Sankrityayan was born Kedarnath Pandey, a name that he slowly abandoned during the course of his life as he became Ram Udaar Das Sadho as an initiate in a Vaishnavite order. Later he joined the Arya Samaj and called himself Kedarnath Vidyarthi; before long he became a Buddhist monk and came to be known as Rahul Sankrityayan, the name by which he became famous. Along the way, he fashioned himself as a Marxist, an anti-feudal activist and a kind of nationalist who is largely extinct in our public discourse—one who could only love his country by loving the world. Unlike the Portuguese writer Fernando Pessoa who wrote as four personas at the same time—some estimate that Pessoa may have written as more than 80 people—in case of Sankrityayan, these names were neither elaborate literary games nor were they the consequence of some fractured psychological self. Rather, they were part of his own efforts to live a life of radical truthfulness as he understood the world better. Like much of Indian philosophy, of which he was an especially perspicacious student, Sankrityayan’s own evolution as a person—from a Brahmin boy to a Marxist intellectual by way of Vedanta, the Buddha, Krishna, Nagarjuna and Dharmakirti—happened thanks to a series of contestations within himself about who he was. What marked him as special was the willingness and courage to go where those internal dialogues took him—with little concern for orthopraxes or social commitments.

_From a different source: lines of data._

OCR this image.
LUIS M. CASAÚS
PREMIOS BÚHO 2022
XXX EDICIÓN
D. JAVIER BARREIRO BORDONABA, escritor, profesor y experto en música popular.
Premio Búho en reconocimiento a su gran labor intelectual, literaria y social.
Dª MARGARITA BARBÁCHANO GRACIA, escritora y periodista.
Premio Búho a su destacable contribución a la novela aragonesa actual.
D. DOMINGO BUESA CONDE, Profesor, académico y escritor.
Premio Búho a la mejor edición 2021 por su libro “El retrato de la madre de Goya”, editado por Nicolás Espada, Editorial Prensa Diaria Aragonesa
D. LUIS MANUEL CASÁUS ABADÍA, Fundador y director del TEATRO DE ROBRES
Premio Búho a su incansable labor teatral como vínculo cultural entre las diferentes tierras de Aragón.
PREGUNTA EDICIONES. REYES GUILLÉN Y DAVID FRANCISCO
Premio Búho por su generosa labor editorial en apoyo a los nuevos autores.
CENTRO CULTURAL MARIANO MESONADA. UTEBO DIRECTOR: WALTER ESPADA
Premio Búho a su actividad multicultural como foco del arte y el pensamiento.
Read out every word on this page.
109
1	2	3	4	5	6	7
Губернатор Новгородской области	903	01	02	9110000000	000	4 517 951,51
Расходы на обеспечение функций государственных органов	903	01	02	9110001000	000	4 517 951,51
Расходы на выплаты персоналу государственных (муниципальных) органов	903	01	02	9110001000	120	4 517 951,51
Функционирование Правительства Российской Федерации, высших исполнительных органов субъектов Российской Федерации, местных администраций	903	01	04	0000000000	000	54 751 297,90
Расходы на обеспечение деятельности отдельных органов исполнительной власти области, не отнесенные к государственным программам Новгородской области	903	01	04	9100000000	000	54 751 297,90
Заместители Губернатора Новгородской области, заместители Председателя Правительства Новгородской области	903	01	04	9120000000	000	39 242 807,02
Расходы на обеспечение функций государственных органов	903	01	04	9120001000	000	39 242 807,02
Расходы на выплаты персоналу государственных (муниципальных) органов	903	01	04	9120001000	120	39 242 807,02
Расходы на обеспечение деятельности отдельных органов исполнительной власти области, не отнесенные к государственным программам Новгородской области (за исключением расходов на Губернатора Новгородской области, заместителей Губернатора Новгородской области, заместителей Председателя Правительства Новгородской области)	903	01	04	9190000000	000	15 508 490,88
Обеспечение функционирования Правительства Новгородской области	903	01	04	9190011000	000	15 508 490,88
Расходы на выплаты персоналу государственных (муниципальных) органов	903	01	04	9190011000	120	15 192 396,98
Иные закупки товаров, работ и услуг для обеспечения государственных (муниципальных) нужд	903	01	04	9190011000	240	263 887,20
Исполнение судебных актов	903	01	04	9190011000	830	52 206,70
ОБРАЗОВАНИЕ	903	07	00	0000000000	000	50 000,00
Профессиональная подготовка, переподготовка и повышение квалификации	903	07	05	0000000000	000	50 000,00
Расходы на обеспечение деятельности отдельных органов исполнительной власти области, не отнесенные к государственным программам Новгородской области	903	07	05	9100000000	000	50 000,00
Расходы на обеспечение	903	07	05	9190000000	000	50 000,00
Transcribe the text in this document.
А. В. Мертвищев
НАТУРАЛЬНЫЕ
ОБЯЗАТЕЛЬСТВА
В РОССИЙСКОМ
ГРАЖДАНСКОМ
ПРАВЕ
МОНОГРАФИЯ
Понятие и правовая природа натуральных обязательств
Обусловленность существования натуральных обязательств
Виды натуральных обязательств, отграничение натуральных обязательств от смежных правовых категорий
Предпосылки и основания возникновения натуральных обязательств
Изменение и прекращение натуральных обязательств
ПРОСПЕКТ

Thinking about a life like Sankrityayan—one so supple in its intellectual ambitions, a life that was willing to acquire and abandon self-descriptors—only reveals how difficult it is to live authentically. Especially one lived in the public eye runs the risk of being traduced to some performative ideologue who eventually no longer even cares to hide that intellectual rigor mortis has set in. Alongside, a life like Sankrityayan also reveals the bland truth that across Indian languages there are perhaps others like him who have walked alone, their footfalls marking out a path for others—but we no longer know how to speak of them, their in-between lives that belonged neither to the metropole nor the periphery. Their shapeshifting journeys into their own interior strike us as strange. For, by now, we have told ourselves that to change one’s mind about our relationship to the world is a sign of opportunism or, worse, cowardice. Sankrityayan’s life tells us that changing one’s mind is a prerequisite to uncovering who we are, to going past illusions we mistake for ourselves.